Ende 2008 und Anfang 2009 übernahm Spectrum Pharmaceuticals die vollständigen Rechte in USA zum Vertrieb von Zevalin. Dabei wird Spectrum die bereits von Cell Therapeutics erkannten Hürden angehen, um die Verkäufe zu steigern. Folgende Versuche werden unternommen:
  • Bemühung die Anforderung des Scans, der in Europa nicht benötigt wird, in Absprache mit der FDA zu entfernen
  • Änderung der Kostenrückerstattung hin zu einem System, dass einen prozentualen Aufschlag auf die enstehenden Kosten vorsieht
  • Stärkung des Vertriebs
  • Ausweitung der Indikation auf Erstlinienkonsolidierungstherapie
Mithilfe der von Bayer-Schering durchgeführten FIT Studie wurde nachgewiesen, dass Zevalin als Konsolidierungstherapie zu einer beliebigen Erstlinientherapie gegen Non Hodgkin Lymphom die Erfolge der klinischen Remissionen erheblich erhöhen und das progressionsfreie Überleben erheblich verlängern kann. Die erweitere Beobachtung der Studienteilnehmer zeigte zudem, dass die Patienten auch nach Verabreichung von Zevalin in späteren Therapien auf Rituxan ansprechen.

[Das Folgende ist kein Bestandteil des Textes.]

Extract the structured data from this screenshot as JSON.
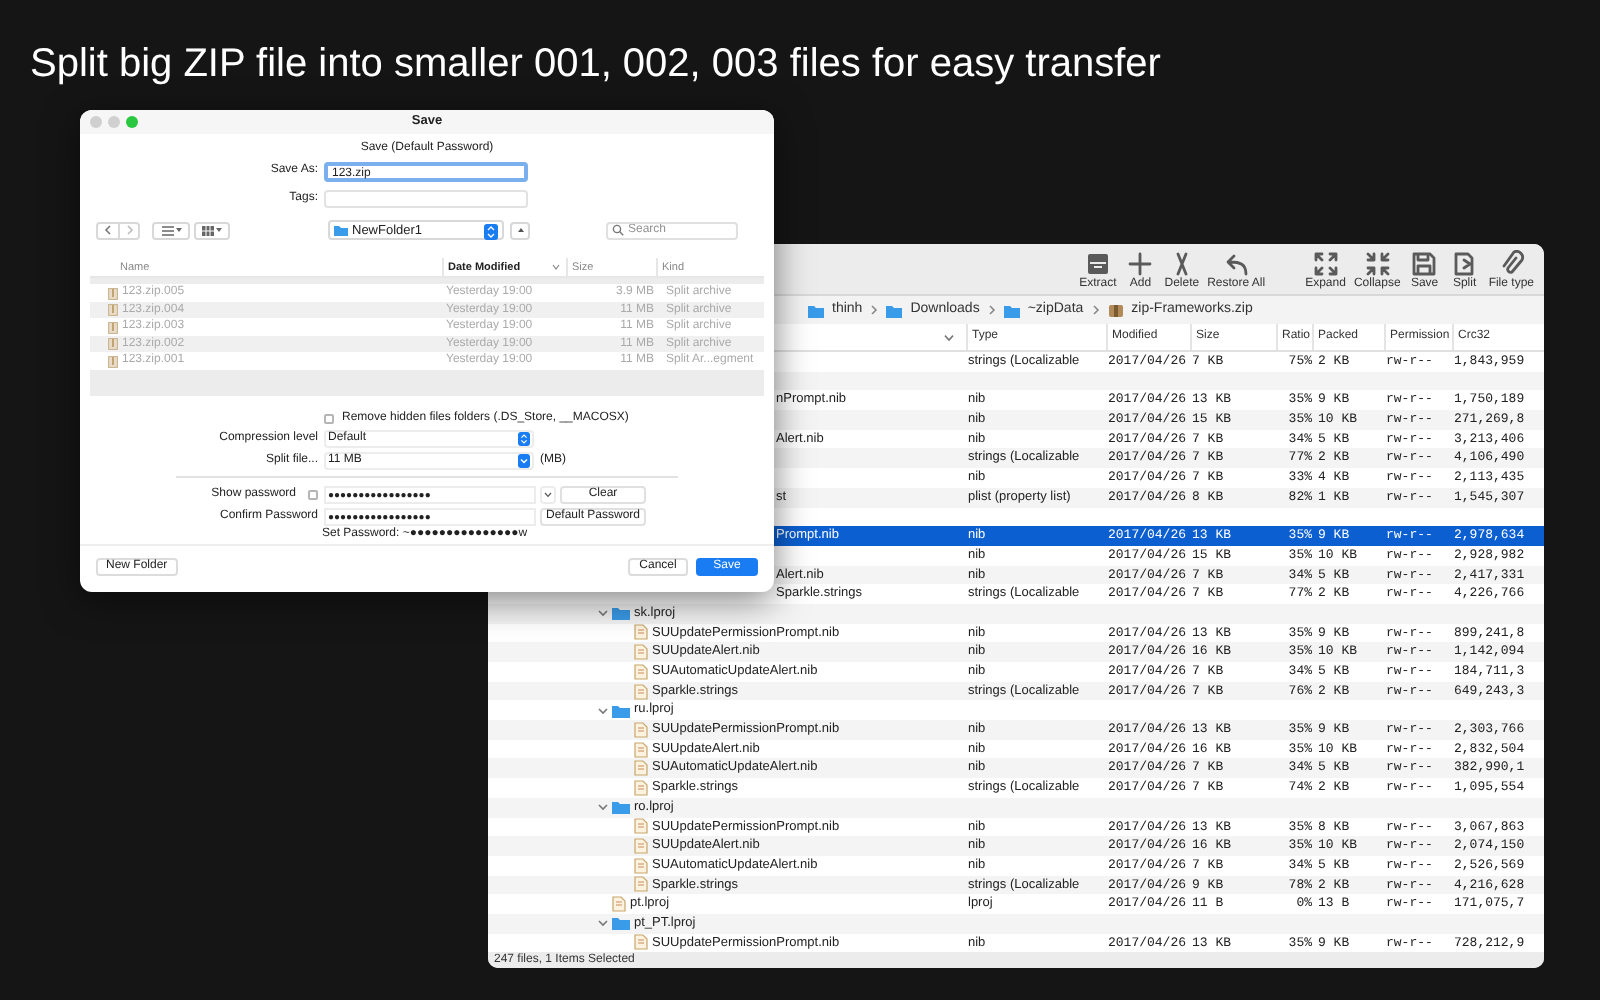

In Europa ist die Erstlinien-Konsolidierungstherapie, die einen stark vergrößerten Patientenkreis ansprechen kann, bereits in 2008 zugelassen worden. Ein entsprechender Zulassungsantrag für diese Indikation wurde auch von Spectrum Pharmaceuticals in USA gestellt. Das Entscheidungsdatum für die Zulassung ist der 2.7.2009.

Obwohl Zevalin ein Antikörper muriner Herkunft ist und somit das Sicherheitsprofil nicht so gut ist wie bei einem humanisierten oder vollhumanen Antikörper, dürfte eine Zulassung aufgrund der überragenden Wirksamkeits-Daten recht wahrscheinlich sein.

Somit könnte mit der erweiterten Zulassung und der Beseitigung einiger weiterer Hindernisse, wie sie oben beschrieben wurden, aus der Geschichte von Zevalin doch noch eine kleine Erfolgsgeschichte werden.